Since every BIOS has the same API, OS vendors can use the BIOS to load enough of their software to continue booting. The hardware is attached in known ways. The hardware vendor supplies the drivers for their hardware. Linux people write their drivers if needed.
So consider that SOB. It has a serial port. The serial port is controlled by a standard UART. That UART is programmed in a standard way. They are all the same.
In order for that UART to work, the software needs to know where the UART is located in memory (or on the I/O bus). In addition, the pins that the UART uses have to be configured for the UART. Most UART’s use standard pins on the GPIO header. The pins that the UART uses can be used in different modes for different things.
The problem comes from that address being different in every SOB or SOC. A board could have one, two, or more GPIO driver chips. It all depends on the designer.
The developers overcome this issue with what is called a “Device Tree”.
The device tree is a parsable description of devices and their locations in memory or on the I/O bus.

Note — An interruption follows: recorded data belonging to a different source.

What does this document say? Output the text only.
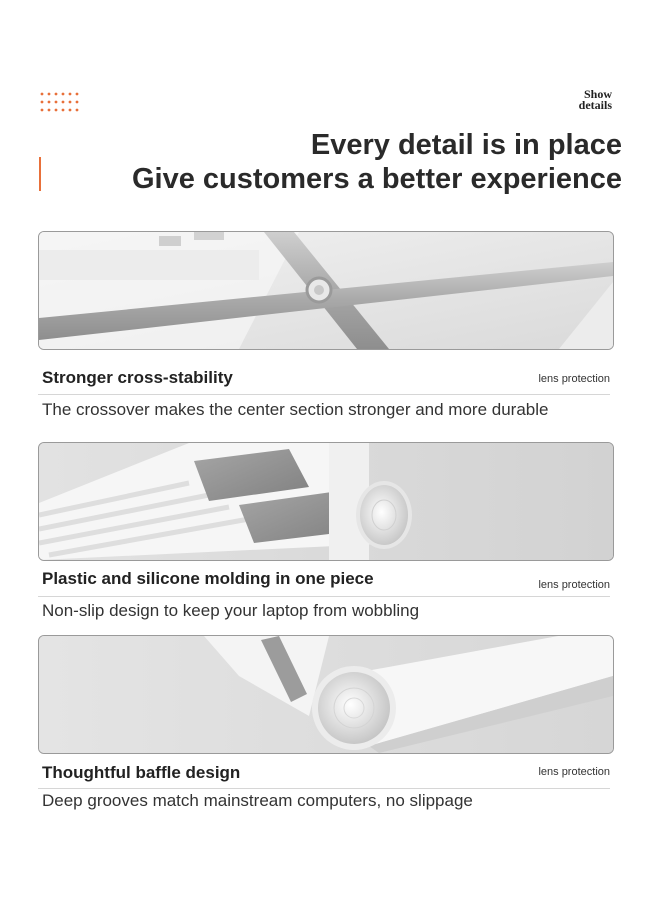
Show
details
Every detail is in place
Give customers a better experience
Stronger cross-stability	lens protection
The crossover makes the center section stronger and more durable
Plastic and silicone molding in one piece	lens protection
Non-slip design to keep your laptop from wobbling
Thoughtful baffle design	lens protection
Deep grooves match mainstream computers, no slippage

The board I purchased doesn’t have a supported modern OS. The only OS that I could get to boot was released in 2016. The OS is not really supported anymore. The board itself was flaky. It would randomly reboot, or just power off.
The “modern” OS that should have worked didn’t even complete the boot.
In discussions with a community support person, we decided that there was hardware that was not being properly initialized in the kernel. I.e., we had a bad Device Tree.
The replacement Banana Pi doesn’t have a supported modern OS. It is fully supported by Arabian, which is a supported, modern OS.
When I first booted the system, it just worked. I was thrilled. It has continued to work properly.
Then I plugged the GPS in. I could see it blinking. This indicates that it has a lock and the PPS signal is being sent.
But I can’t get any input on the serial ports.
It turns out that the default device tree doesn’t activate that UART. Once I figured that out, I had to find an overlay to the device tree to turn on the UART.
That was a pain, but it happened.
Working serial, no PPS.
With the tools on hand, I could monitor the GPIO pin and see the PPS. But it wasn’t doing anything.
I loaded the correct kernel modules, still no PPS.
My Google Foo suggested that the device tree entry for PPS was missing.
Yep, there was no PPS overlay.
The Linux kernel documentation describes the Device Tree. But no real examples, and nothing fully commented.
By comparing multiple sources, I finally was able to create a device tree overlay for PPS. I need to figure out how to return that DTD to the community. The problem is, I don’t know what the hell I did. I made it work. I think I know what was done. Nonetheless, it was truly a case of looking at different device tree overlays and picking out the parts that seemed to match what I needed to do.
I don’t think I’ve had this much difficulty hooking up a piece of hardware since 1983, when I was attempting to attach a DEC 10 MB hard drive to a computer that wasn’t really a DEC.
The only tasks remaining is to put everything in a case and move it to its long-term home, off the top of my computer.